If anyone still doubts that a crisis exists, he ought to take the bishop’s advice immediately, Lent or no Lent. The riot report is a disturbing, almost despairing, document. It finds that despite all the marches and all the violence and all the legislation of the last fifteen years, the plight of America’s 22 million Negroes grows progressively worse. And the rioting of last summer, indeed the whole “explosive mixture which has been accumulating in our cities since the end of World War II,” is traced to a basic single source. Says the commission: “White racism is essentially responsible.”
This is a severe moral judgment—one that ought not to be lightly offered or hurriedly credited. It is a somewhat surprising finding, too, since the report as a whole reflects a secular sociological tone. The makeup and methodology of the commission allowed for little in the way of a theological dimension. The role of the churches in urban crisis gets no study in the 250,000-word report.
But what of the charge? Is it really “white racism” that is behind our ghetto problem?
Careful analysis suggests another answer. The underlying evil is not so much prejudice as avarice. The inordinate desire for “more, more, more” is at the heart of the matter. Blame must be shared by Negro and white.
The white man relegates the Negro to the ghetto, not because of his skin color, but because by and large he appears to be a threat to what the white man thinks are his own best interests. The Negro represents a lower standard of living, and the white man sees the granting of equal rights to the Negro as a lowering of the white standard. This is so in housing, in employment, and in education—the three major frontiers of the Negro struggle.
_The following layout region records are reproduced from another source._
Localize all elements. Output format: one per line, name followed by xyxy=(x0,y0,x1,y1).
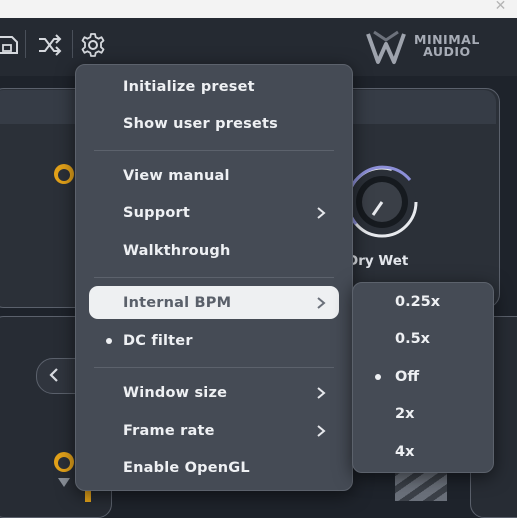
submenu-item-label: Off xyxy=(395,369,420,385)
checked-dot-icon xyxy=(106,338,112,344)
menu-item-show-user-presets[interactable]: Show user presets xyxy=(76,106,352,142)
dry-wet-label: Dry Wet xyxy=(347,253,409,269)
menu-item-label: Internal BPM xyxy=(123,295,232,311)
menu-item-label: Walkthrough xyxy=(123,243,231,259)
menu-item-label: Initialize preset xyxy=(123,79,255,95)
triangle-down-icon[interactable] xyxy=(57,476,71,488)
dry-wet-knob[interactable] xyxy=(344,160,424,240)
menu-item-frame-rate[interactable]: Frame rate xyxy=(76,413,352,449)
menu-item-label: View manual xyxy=(123,168,230,184)
minimal-audio-logo-icon xyxy=(366,30,406,64)
toolbar-separator xyxy=(72,30,73,58)
chevron-right-icon xyxy=(317,425,326,437)
menu-item-window-size[interactable]: Window size xyxy=(76,375,352,411)
submenu-item-off[interactable]: Off xyxy=(353,359,493,395)
hatched-area xyxy=(395,470,447,501)
menu-item-support[interactable]: Support xyxy=(76,195,352,231)
window-titlebar xyxy=(0,0,517,18)
shuffle-icon[interactable] xyxy=(37,32,63,58)
submenu-item-0-25x[interactable]: 0.25x xyxy=(353,284,493,320)
menu-item-walkthrough[interactable]: Walkthrough xyxy=(76,233,352,269)
menu-item-view-manual[interactable]: View manual xyxy=(76,158,352,194)
gear-icon[interactable] xyxy=(80,32,106,58)
logo-line-2: AUDIO xyxy=(423,44,471,59)
menu-item-label: Window size xyxy=(123,385,228,401)
chevron-right-icon xyxy=(317,387,326,399)
menu-separator xyxy=(94,277,334,278)
yellow-knob-icon[interactable] xyxy=(52,162,76,186)
menu-separator xyxy=(94,367,334,368)
submenu-item-label: 2x xyxy=(395,406,415,422)
submenu-item-4x[interactable]: 4x xyxy=(353,434,493,470)
toolbar-separator xyxy=(25,30,26,58)
submenu-item-label: 0.5x xyxy=(395,331,431,347)
menu-item-label: Support xyxy=(123,205,190,221)
menu-item-label: Show user presets xyxy=(123,116,278,132)
submenu-item-0-5x[interactable]: 0.5x xyxy=(353,321,493,357)
internal-bpm-submenu: 0.25x 0.5x Off 2x 4x xyxy=(352,282,494,473)
chevron-right-icon xyxy=(317,207,326,219)
yellow-knob-icon[interactable] xyxy=(52,450,76,474)
submenu-item-2x[interactable]: 2x xyxy=(353,396,493,432)
save-icon[interactable] xyxy=(0,32,26,58)
window-close-button[interactable]: ✕ xyxy=(484,0,517,18)
logo-text: MINIMAL AUDIO xyxy=(414,33,480,59)
menu-item-initialize-preset[interactable]: Initialize preset xyxy=(76,69,352,105)
chevron-left-icon xyxy=(49,368,58,382)
menu-item-internal-bpm[interactable]: Internal BPM xyxy=(76,285,352,321)
menu-item-label: DC filter xyxy=(123,333,193,349)
submenu-item-label: 4x xyxy=(395,444,415,460)
menu-item-label: Frame rate xyxy=(123,423,215,439)
checked-dot-icon xyxy=(375,374,381,380)
menu-separator xyxy=(94,150,334,151)
context-menu: Initialize preset Show user presets View… xyxy=(75,64,353,491)
menu-item-label: Enable OpenGL xyxy=(123,460,250,476)
menu-item-enable-opengl[interactable]: Enable OpenGL xyxy=(76,450,352,486)
submenu-item-label: 0.25x xyxy=(395,294,441,310)
chevron-right-icon xyxy=(317,297,326,309)
menu-item-dc-filter[interactable]: DC filter xyxy=(76,323,352,359)
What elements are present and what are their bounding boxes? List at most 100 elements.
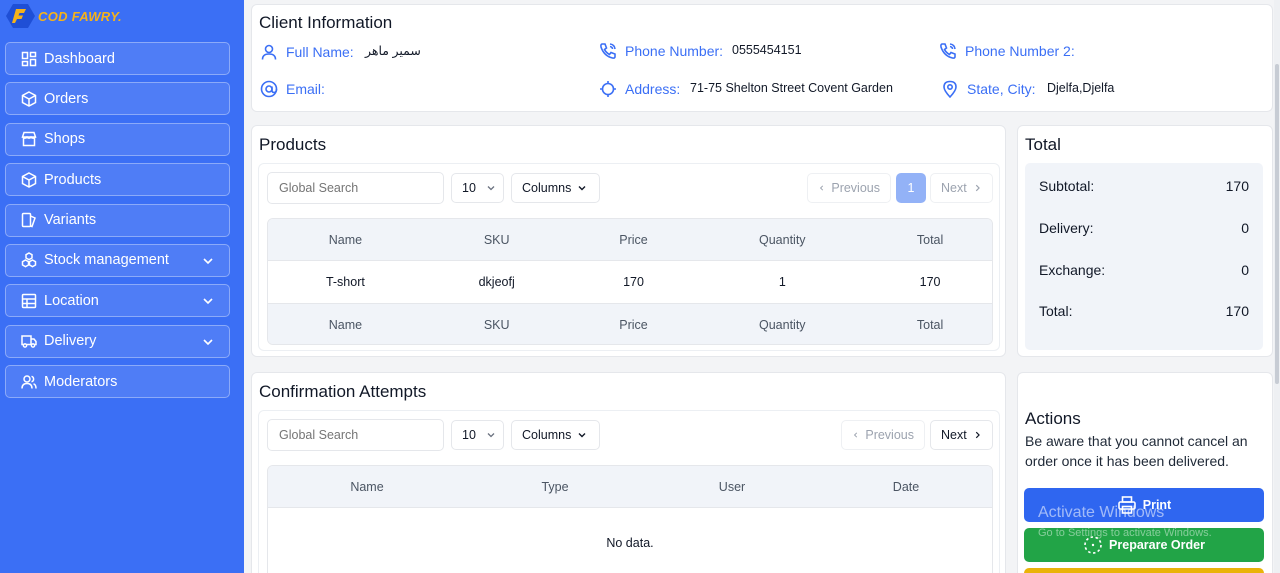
- logo[interactable]: COD FAWRY.: [6, 2, 122, 30]
- full-name-value: سمير ماهر: [365, 44, 421, 58]
- sidebar-item-location[interactable]: Location: [5, 284, 230, 318]
- print-button[interactable]: Print: [1024, 488, 1264, 522]
- sidebar-item-products[interactable]: Products: [5, 163, 230, 197]
- user-icon: [260, 43, 278, 61]
- confirmations-search-input[interactable]: [267, 419, 444, 451]
- confirmations-title: Confirmation Attempts: [259, 382, 427, 401]
- products-previous-button[interactable]: Previous: [807, 173, 891, 203]
- table-row[interactable]: T-short dkjeofj 170 1 170: [268, 260, 992, 304]
- products-title: Products: [259, 135, 327, 154]
- total-title: Total: [1025, 135, 1061, 154]
- map-pin-icon: [941, 80, 959, 98]
- state-city-label: State, City:: [941, 80, 1035, 98]
- chevron-down-icon: [203, 298, 213, 305]
- address-value: 71-75 Shelton Street Covent Garden: [690, 81, 893, 95]
- sidebar-item-variants[interactable]: Variants: [5, 203, 230, 237]
- sidebar-item-dashboard[interactable]: Dashboard: [5, 42, 230, 75]
- users-icon: [20, 373, 38, 391]
- stock-icon: [20, 251, 38, 269]
- confirmations-page-size-select[interactable]: 10: [451, 420, 504, 450]
- phone2-label: Phone Number 2:: [939, 42, 1075, 60]
- client-info-title: Client Information: [259, 13, 393, 32]
- subtotal-row: Subtotal: 170: [1039, 178, 1249, 194]
- prepare-order-button[interactable]: Preparare Order: [1024, 528, 1264, 562]
- total-label: Total:: [1039, 303, 1073, 319]
- crosshair-icon: [599, 80, 617, 98]
- sidebar-nav: Dashboard Orders Shops Products Variants: [5, 42, 230, 406]
- products-table: Name SKU Price Quantity Total T-short dk…: [267, 218, 993, 345]
- sidebar-item-label: Products: [44, 171, 102, 188]
- email-label: Email:: [260, 80, 325, 98]
- confirmations-columns-button[interactable]: Columns: [511, 420, 600, 450]
- actions-title: Actions: [1025, 409, 1081, 428]
- column-header[interactable]: Quantity: [696, 233, 868, 247]
- products-page-1-button[interactable]: 1: [896, 173, 926, 203]
- subtotal-label: Subtotal:: [1039, 178, 1095, 194]
- exchange-row: Exchange: 0: [1039, 262, 1249, 278]
- table-cell: dkjeofj: [478, 275, 515, 289]
- table-cell: 170: [919, 275, 941, 289]
- column-header[interactable]: Name: [268, 480, 466, 494]
- products-columns-button[interactable]: Columns: [511, 173, 600, 203]
- sidebar-item-label: Orders: [44, 90, 89, 107]
- column-footer: SKU: [483, 318, 510, 332]
- subtotal-value: 170: [1225, 178, 1249, 194]
- products-search-input[interactable]: [267, 172, 444, 204]
- chevron-down-icon: [578, 186, 586, 191]
- phone-icon: [599, 42, 617, 60]
- sidebar-item-label: Delivery: [44, 333, 97, 350]
- column-header[interactable]: User: [644, 480, 820, 494]
- sidebar-item-shops[interactable]: Shops: [5, 122, 230, 156]
- chevron-down-icon: [203, 258, 213, 265]
- status-button[interactable]: [1024, 568, 1264, 573]
- column-header[interactable]: Date: [820, 480, 992, 494]
- confirmations-previous-button[interactable]: Previous: [841, 420, 925, 450]
- column-footer: Quantity: [759, 318, 806, 332]
- phone-icon: [939, 42, 957, 60]
- total-summary: Subtotal: 170 Delivery: 0 Exchange: 0 To…: [1025, 163, 1263, 350]
- chevron-down-icon: [578, 433, 586, 438]
- table-header-row: Name SKU Price Quantity Total: [268, 219, 992, 260]
- column-header[interactable]: Total: [868, 233, 992, 247]
- delivery-label: Delivery:: [1039, 220, 1094, 236]
- column-header[interactable]: Name: [268, 233, 423, 247]
- table-cell: 1: [778, 275, 786, 289]
- table-cell: T-short: [325, 275, 365, 289]
- sidebar-item-delivery[interactable]: Delivery: [5, 324, 230, 358]
- sidebar-item-orders[interactable]: Orders: [5, 82, 230, 116]
- sidebar-item-label: Moderators: [44, 373, 118, 390]
- full-name-label: Full Name:: [260, 43, 354, 61]
- table-cell: 170: [623, 275, 644, 289]
- scrollbar-thumb[interactable]: [1275, 64, 1279, 384]
- phone-value: 0555454151: [732, 43, 802, 57]
- confirmations-table-panel: 10 Columns Previous Next Name Type User …: [258, 410, 1000, 573]
- column-footer: Total: [916, 318, 944, 332]
- empty-table-row: No data.: [268, 507, 992, 573]
- column-header[interactable]: Price: [571, 233, 697, 247]
- total-value: 170: [1225, 303, 1249, 319]
- empty-message: No data.: [606, 535, 654, 550]
- table-footer-row: Name SKU Price Quantity Total: [268, 304, 992, 344]
- logo-icon: [6, 4, 35, 28]
- chevron-down-icon: [487, 186, 495, 191]
- column-footer: Price: [619, 318, 648, 332]
- sidebar-item-label: Shops: [44, 131, 86, 148]
- column-header[interactable]: SKU: [423, 233, 571, 247]
- chevron-left-icon: [819, 185, 824, 191]
- sidebar-item-moderators[interactable]: Moderators: [5, 365, 230, 399]
- chevron-right-icon: [975, 431, 980, 439]
- dashboard-icon: [20, 50, 38, 68]
- column-header[interactable]: Type: [466, 480, 644, 494]
- products-table-panel: 10 Columns Previous 1 Next Name SKU Pric…: [258, 163, 1000, 351]
- box-icon: [20, 171, 38, 189]
- printer-icon: [1117, 495, 1137, 515]
- logo-text: COD FAWRY.: [38, 8, 122, 24]
- products-next-button[interactable]: Next: [930, 173, 993, 203]
- actions-warning: Be aware that you cannot cancel an order…: [1025, 433, 1248, 469]
- page-scrollbar[interactable]: [1274, 0, 1280, 573]
- confirmations-next-button[interactable]: Next: [930, 420, 993, 450]
- products-page-size-select[interactable]: 10: [451, 173, 504, 203]
- total-row: Total: 170: [1039, 303, 1249, 319]
- variants-icon: [20, 211, 38, 229]
- sidebar-item-stock-management[interactable]: Stock management: [5, 243, 230, 277]
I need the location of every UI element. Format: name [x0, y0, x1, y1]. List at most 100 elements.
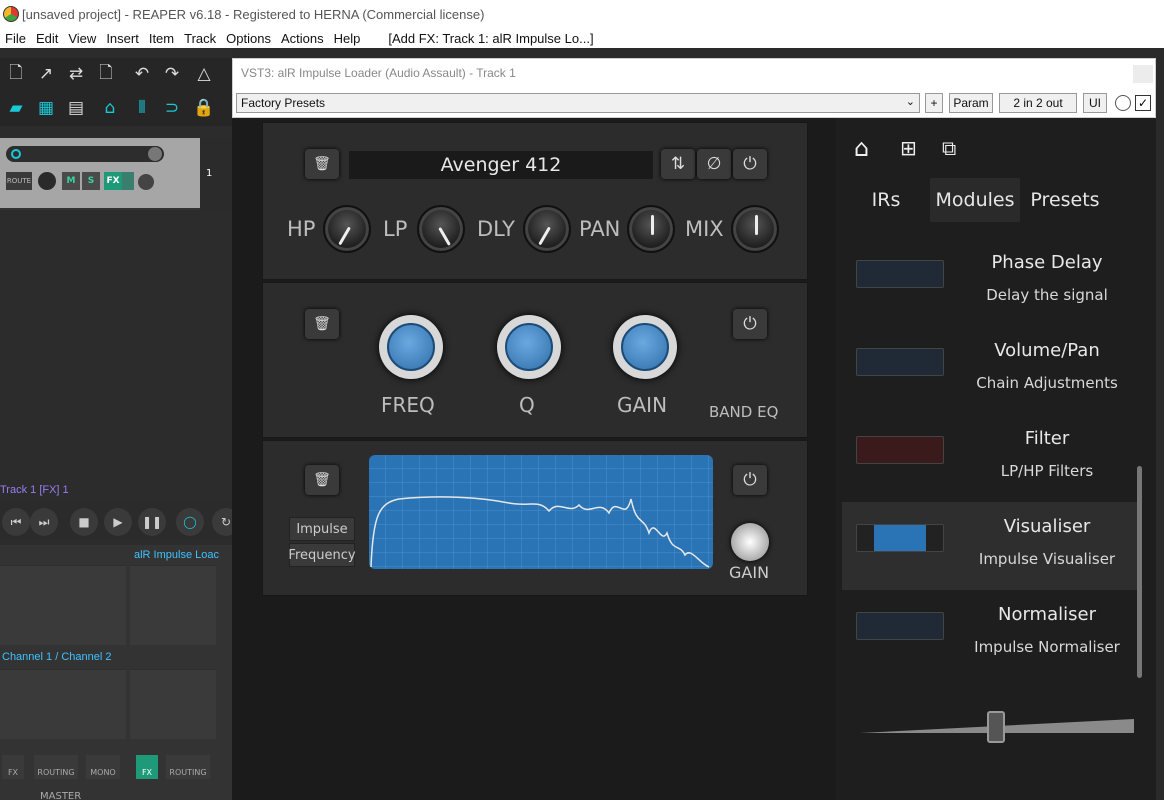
loop-icon[interactable]: ⊃ — [158, 94, 186, 122]
pan-knob[interactable] — [627, 205, 675, 253]
module-desc: Impulse Normaliser — [974, 638, 1120, 656]
tab-modules[interactable]: Modules — [930, 178, 1020, 222]
phase-invert-icon[interactable]: ∅ — [697, 149, 731, 179]
undo-icon[interactable]: ↶ — [128, 60, 156, 88]
band-eq-label: BAND EQ — [709, 403, 779, 421]
vis-power-icon[interactable]: ⏻ — [733, 465, 767, 495]
swap-icon[interactable]: ⇅ — [661, 149, 695, 179]
delete-vis-button[interactable]: 🗑 — [305, 465, 339, 495]
enable-checkbox[interactable]: ✓ — [1135, 95, 1151, 111]
new-project-icon[interactable]: 🗋 — [2, 60, 30, 88]
fx-button[interactable]: FX — [104, 172, 122, 190]
power-icon[interactable]: ⏻ — [733, 149, 767, 179]
project-settings-icon[interactable]: 🗋 — [92, 60, 120, 88]
menu-edit[interactable]: Edit — [31, 31, 63, 46]
menu-actions[interactable]: Actions — [276, 31, 329, 46]
export-icon[interactable]: ⧉ — [942, 136, 956, 160]
add-fx-menu[interactable]: [Add FX: Track 1: alR Impulse Lo...] — [383, 31, 598, 46]
window-title: [unsaved project] - REAPER v6.18 - Regis… — [22, 6, 485, 22]
preset-value: Factory Presets — [241, 96, 326, 110]
ui-button[interactable]: UI — [1083, 93, 1107, 113]
ripple-icon[interactable]: ▤ — [62, 94, 90, 122]
impulse-toggle[interactable]: Impulse — [289, 517, 355, 541]
module-item[interactable]: Normaliser Impulse Normaliser — [842, 590, 1138, 678]
module-desc: Impulse Visualiser — [978, 550, 1116, 568]
play-icon[interactable]: ▶ — [104, 508, 132, 536]
home-icon[interactable]: ⌂ — [854, 134, 869, 162]
module-desc: LP/HP Filters — [1000, 462, 1094, 480]
menu-item[interactable]: Item — [144, 31, 179, 46]
modules-scrollbar[interactable] — [1137, 466, 1142, 678]
frequency-toggle[interactable]: Frequency — [288, 543, 356, 567]
track-routing-button[interactable]: ROUTING — [166, 755, 210, 779]
volume-knob-icon — [148, 147, 162, 161]
metronome-icon[interactable]: △ — [190, 60, 218, 88]
track-fx-mixer-button[interactable]: FX — [136, 755, 158, 779]
master-routing-button[interactable]: ROUTING — [34, 755, 78, 779]
pan-knob-icon[interactable] — [38, 172, 56, 190]
menu-options[interactable]: Options — [221, 31, 276, 46]
delete-eq-button[interactable]: 🗑 — [305, 309, 339, 339]
tab-presets[interactable]: Presets — [1020, 178, 1110, 222]
master-mono-button[interactable]: MONO — [86, 755, 120, 779]
vis-gain-knob[interactable] — [731, 523, 769, 561]
locking-icon[interactable]: ⦀ — [128, 94, 156, 122]
fx-bypass-button[interactable] — [122, 172, 134, 190]
menu-view[interactable]: View — [63, 31, 101, 46]
module-item-selected[interactable]: Visualiser Impulse Visualiser — [842, 502, 1138, 590]
io-button[interactable]: 2 in 2 out — [999, 93, 1077, 113]
gain-knob[interactable] — [613, 315, 677, 379]
tab-irs[interactable]: IRs — [842, 178, 930, 222]
vst-window-title: VST3: alR Impulse Loader (Audio Assault)… — [241, 66, 516, 80]
lp-knob[interactable] — [417, 205, 465, 253]
save-project-icon[interactable]: ⇄ — [62, 60, 90, 88]
main-toolbar: 🗋 ↗ ⇄ 🗋 ↶ ↷ △ ▰ ▦ ▤ ⌂ ⦀ ⊃ 🔒 — [0, 58, 232, 126]
envelope-icon[interactable]: ⌂ — [96, 94, 124, 122]
module-thumbnail — [856, 524, 944, 552]
module-item[interactable]: Phase Delay Delay the signal — [842, 238, 1138, 326]
wet-knob-icon[interactable] — [1115, 95, 1131, 111]
stop-icon[interactable]: ■ — [70, 508, 98, 536]
mixer-fx-slot[interactable]: alR Impulse Loac — [134, 549, 219, 561]
visualiser-module: 🗑 Impulse Frequency ⏻ GAIN — [262, 440, 808, 596]
delete-ir-button[interactable]: 🗑 — [305, 149, 339, 179]
pause-icon[interactable]: ❚❚ — [138, 508, 166, 536]
transport-track-title: Track 1 [FX] 1 — [0, 484, 69, 496]
mix-knob[interactable] — [731, 205, 779, 253]
q-knob[interactable] — [497, 315, 561, 379]
menu-help[interactable]: Help — [329, 31, 366, 46]
route-button[interactable]: ROUTE — [6, 172, 32, 190]
go-start-icon[interactable]: ⏮ — [2, 508, 30, 536]
module-item[interactable]: Filter LP/HP Filters — [842, 414, 1138, 502]
master-fx-button[interactable]: FX — [2, 755, 24, 779]
param-button[interactable]: Param — [949, 93, 993, 113]
ir-name[interactable]: Avenger 412 — [349, 151, 653, 179]
lock-icon[interactable]: 🔒 — [190, 94, 218, 122]
module-item[interactable]: Volume/Pan Chain Adjustments — [842, 326, 1138, 414]
record-icon[interactable]: ◯ — [176, 508, 204, 536]
redo-icon[interactable]: ↷ — [158, 60, 186, 88]
size-slider-thumb[interactable] — [987, 711, 1005, 743]
eq-power-icon[interactable]: ⏻ — [733, 309, 767, 339]
snap-icon[interactable]: ▦ — [32, 94, 60, 122]
grid-icon[interactable]: ▰ — [2, 94, 30, 122]
close-icon[interactable] — [1133, 65, 1153, 83]
mute-button[interactable]: M — [62, 172, 80, 190]
go-end-icon[interactable]: ⏭ — [30, 508, 58, 536]
module-name: Volume/Pan — [994, 340, 1100, 361]
solo-button[interactable]: S — [82, 172, 100, 190]
track-header[interactable]: ROUTE M S FX — [0, 138, 232, 210]
track-name-field[interactable] — [6, 146, 164, 162]
add-preset-button[interactable]: + — [925, 93, 943, 113]
env-icon[interactable] — [138, 174, 154, 190]
menu-insert[interactable]: Insert — [101, 31, 144, 46]
menu-track[interactable]: Track — [179, 31, 221, 46]
open-project-icon[interactable]: ↗ — [32, 60, 60, 88]
menu-file[interactable]: File — [0, 31, 31, 46]
dly-knob[interactable] — [523, 205, 571, 253]
q-label: Q — [519, 393, 535, 417]
add-folder-icon[interactable]: ⊞ — [900, 136, 917, 160]
hp-knob[interactable] — [323, 205, 371, 253]
preset-dropdown[interactable]: Factory Presets ⌄ — [236, 93, 920, 113]
freq-knob[interactable] — [379, 315, 443, 379]
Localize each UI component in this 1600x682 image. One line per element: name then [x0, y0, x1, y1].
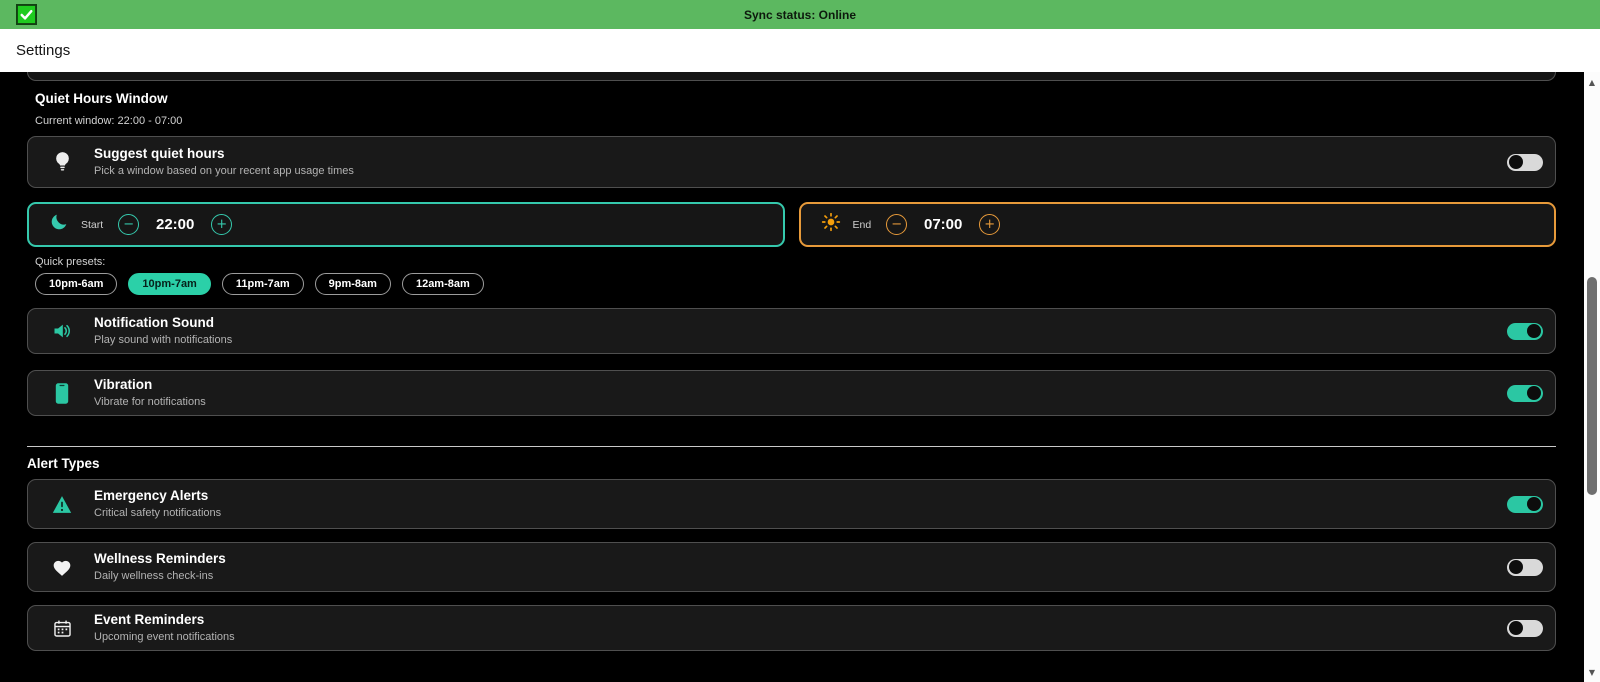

The insatiable quest for material goods is in itself a social problem. A study might well show, for example, that a major reason for unemployment and underemployment among Negro males in the big cities is the large number of white working mothers who pour in from the suburbs every morning. These women rarely work out of necessity. Many find jobs because they want to raise the yearly family income from $10,000 to $15,000, some because they lack the fortitude to cope with their own children. Then they hire Negro women from the ghettos to care for the children and the house at $2,500 a year.
Greed is common to all races. Many Negroes rioted, not because they hated the white man per se, but because rioting gave them the opportunity to get things they might not otherwise get. The commission contends that the rioter made targets out of white power symbols. Had that been true, the objects of destruction would have been schools, police stations, courthouses, banks and loan companies, and employment agencies. But these escaped almost unscathed. The commission itself noted that rioters aimed primarily at stores selling liquor, clothing, and furniture. An estimated 80 per cent of the loss in the Newark riot was in inventory.
Let it be plainly said that if greed were ever justified, the American Negro would be among the first to qualify. The squalor of the slums—seen, for example, in the estimate of 14,000 cases of ratbite each year, most of them in the inner cities—is a condition for which the smug suburbanite, both Christian and non-Christian, must share the blame. God will surely judge every contribution to this degradation—whether by acts of commission or of omission.Where does all this bring us? Should we try to buy our way out by vast new commitments to public spending, as the commission recommends? Such spending will help to treat the symptoms and may be a necessary stopgap. But history shows that it is not a permanent solution: public housing and urban-renewal programs have actually contributed to, rather than alleviated, racial segregation.
The commission did well to complete and publish its report four months before its deadline so as to give time for remedial action before another long, hot summer begins. The rest is up to the citizenry.
The urban crisis offers evangelicals an unprecedented opportunity for legitimate and responsible social action. What is needed is a grass-roots movement in which both whites and Negroes reach across the bounds of avarice and prejudice. Let the evangelical Negroes make constructive proposals for what their white Christian brethren should do, and let biblically oriented congregations respond with an unprecedented wave of compassion. Lent might well be observed with the riot report in one hand and an open Bible in the other.